For more coverage of the January 6th attack, check out our collection of essays and reflections examining where we are as a country a year later, including what has changed – and not – since a violent crowd of Trump- Supporters stormed the US Capitol.
For some researchers studying political violence, the events of January 6th were worryingly predictable. In a series of surveys conducted between 2017 and 2020, Political scientists Lilliana Mason and Nathan Kalmoe found that a small but significant proportion of Americans – around 15 percent – felt that violence against persons of the opposing party was at least somewhat justified. Also the political science project Bright Line Watch Conducted a survey on the eve of the 2020 election, noting that a shocking 40 percent of Americans thought violence would be at least somewhat justified if the other party used violence first.
Where are things a year later? “I think the threat is bigger than last year,” Kalmoe told me in an interview last December.
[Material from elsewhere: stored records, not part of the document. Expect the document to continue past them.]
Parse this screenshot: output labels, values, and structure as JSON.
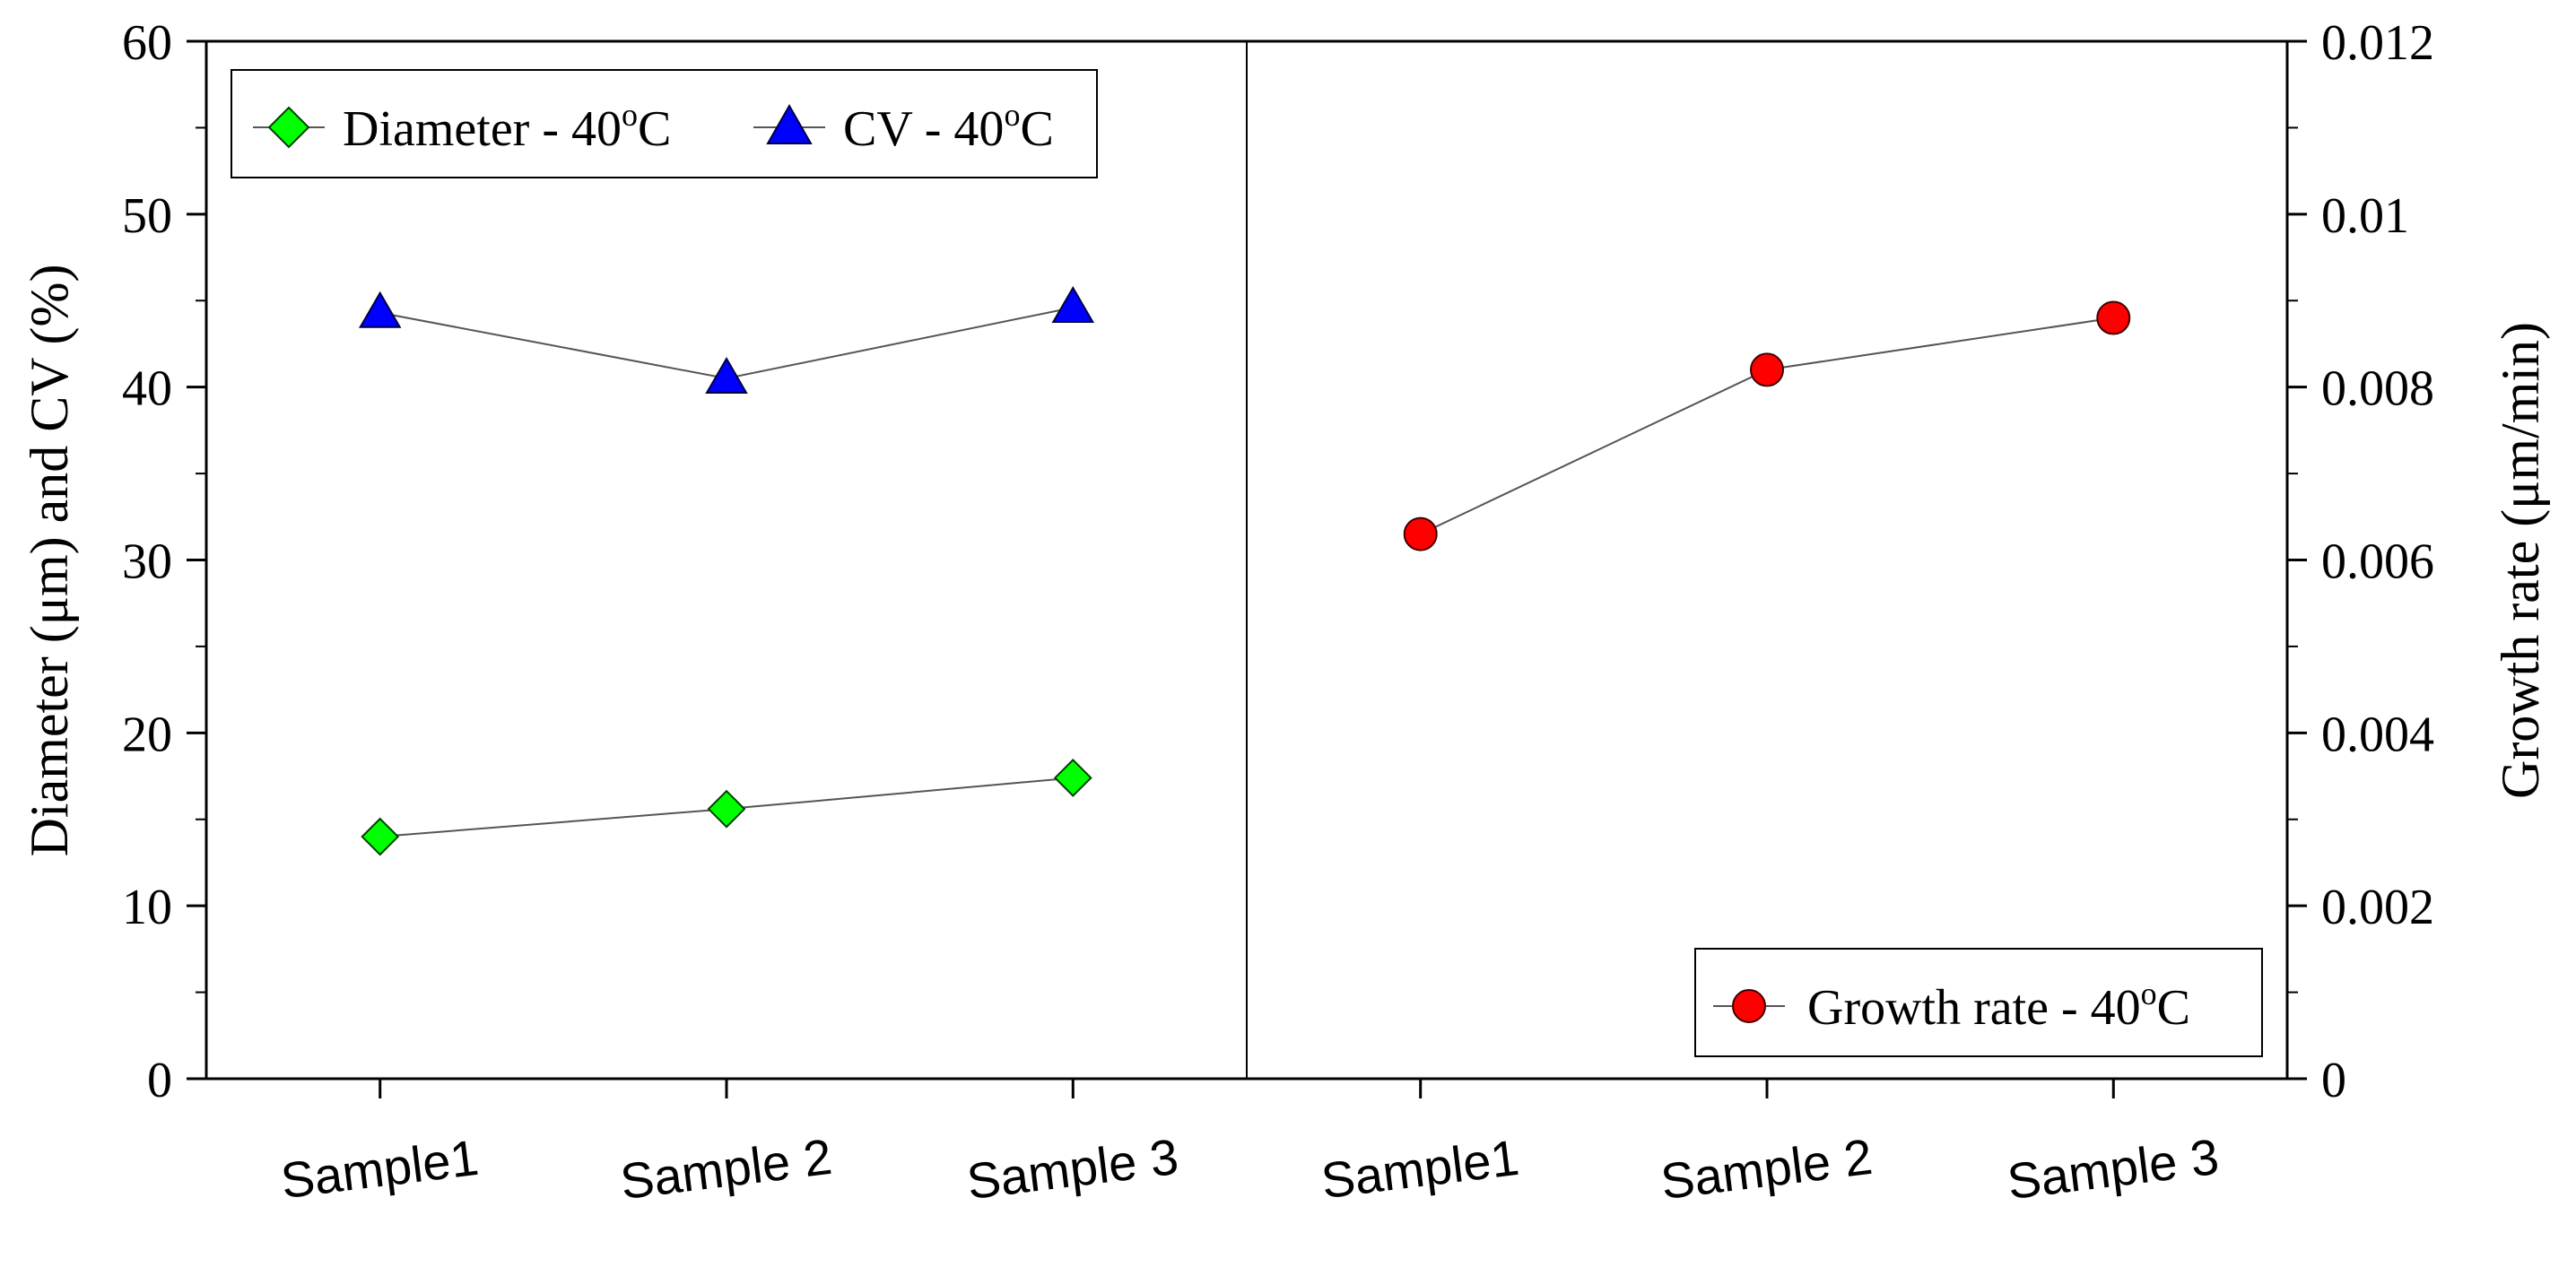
{
  "chart_data": {
    "type": "line",
    "panels": [
      {
        "categories": [
          "Sample1",
          "Sample 2",
          "Sample 3"
        ],
        "series": [
          {
            "name": "Diameter - 40",
            "superscript": "o",
            "unit_suffix": "C",
            "values": [
              14.0,
              15.6,
              17.4
            ],
            "marker": "diamond",
            "color": "#00ff00"
          },
          {
            "name": "CV - 40",
            "superscript": "o",
            "unit_suffix": "C",
            "values": [
              44.3,
              40.5,
              44.6
            ],
            "marker": "triangle",
            "color": "#0000ff"
          }
        ],
        "legend_position": "top-left"
      },
      {
        "categories": [
          "Sample1",
          "Sample 2",
          "Sample 3"
        ],
        "series": [
          {
            "name": "Growth rate - 40",
            "superscript": "o",
            "unit_suffix": "C",
            "values": [
              0.0063,
              0.0082,
              0.0088
            ],
            "marker": "circle",
            "color": "#ff0000"
          }
        ],
        "legend_position": "bottom-right"
      }
    ],
    "y_left": {
      "label": "Diameter (μm) and CV (%)",
      "range": [
        0,
        60
      ],
      "ticks": [
        "0",
        "10",
        "20",
        "30",
        "40",
        "50",
        "60"
      ]
    },
    "y_right": {
      "label": "Growth rate (μm/min)",
      "range": [
        0,
        0.012
      ],
      "ticks": [
        "0",
        "0.002",
        "0.004",
        "0.006",
        "0.008",
        "0.01",
        "0.012"
      ]
    },
    "grid": false,
    "line_color": "#555555"
  }
}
In a poll in June 2021, Kalmoe and Mason found that 24 percent of Republicans and 19 percent of Democrats find violence against the other party at least a little okay. Support for violence was 10 percentage points higher among Republicans who mistakenly believe the Democrats cheated in the 2020 election. And a Washington Post / University of Maryland survey The study, conducted in mid-December, found that 34 percent of Americans said it was at least sometimes justified for citizens to take violent action against the government, up from 23 percent when the question was last asked in 2015.
These are alarming results – especially when our recent policies have not been peaceful. There was the moment when Republican MP Paul Gosar, who had allied himself with white nationalists in the past, circulated a violent anime video showing him killing Democratic MP Alexandria Ocasio-Cortez and assaulting President Biden. Election officials were too inundated with violent threats, to the point where some have given up their jobs. Even the legislature was flooded with threats of violence and death. And although in Kalmoe and Mason’s research support for violence is largely bipartisan, the real threat comes from conservatives – addressed to Democrats and Republicans who break from ranks with personalities like Trump.
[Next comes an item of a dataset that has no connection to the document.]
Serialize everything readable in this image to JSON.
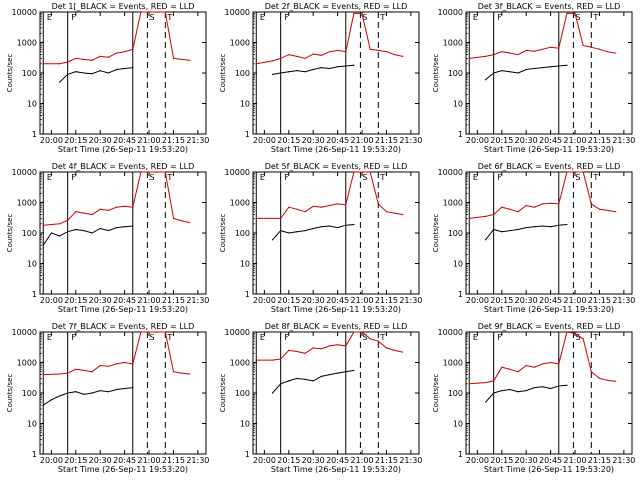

However, not all political scientists agree on the scope of the problem. In a working paper published last September argued a team of researchers that other political scientists may have dramatically overestimated Americans’ support for political violence. One problem, they said, was that previous surveys hadn’t made it clear what “violence” meant – respondents had to fill in the blanks themselves. Their research found that people who weren’t very attentive to the survey were more likely to overestimate their support for political violence. They also found that most respondents were in favor of legal consequences for those who commit serious political violence, such as murder. “Political acts of violence are very rare among voters,” said Sean Westwood, Professor of Government at Dartmouth College and one of the study’s authors. His results, he said, are consistent with this reality.
Westwood, however, carefully stressed that support for political violence is still an issue – it just may not be as widespread as previous research suggests. And for his part, Kalmoe said he cared less about determining the exact number of Americans who support different types of violence than realizing that a significant proportion of Americans fall into that category and figuring out who they are and what they belong to Could inspire action. In her upcoming book “Radical American Partaking: Mapping Violent Hostility, Its Causes, and its Consequences for Democracy”Kalmoe and Mason write that Republicans are more likely than Democrats to be in favor of political violence if they lose the 2024 election.
That, said Kalmoe, goes with it Many Republicans are unconcerned about the events of January 6th that made future violence acceptable. “You start from a norm where everyone agrees that violence is not okay, and if that is broken down it may shift the window of what is acceptable or even desirable,” he said. “This is an extremely dangerous place.”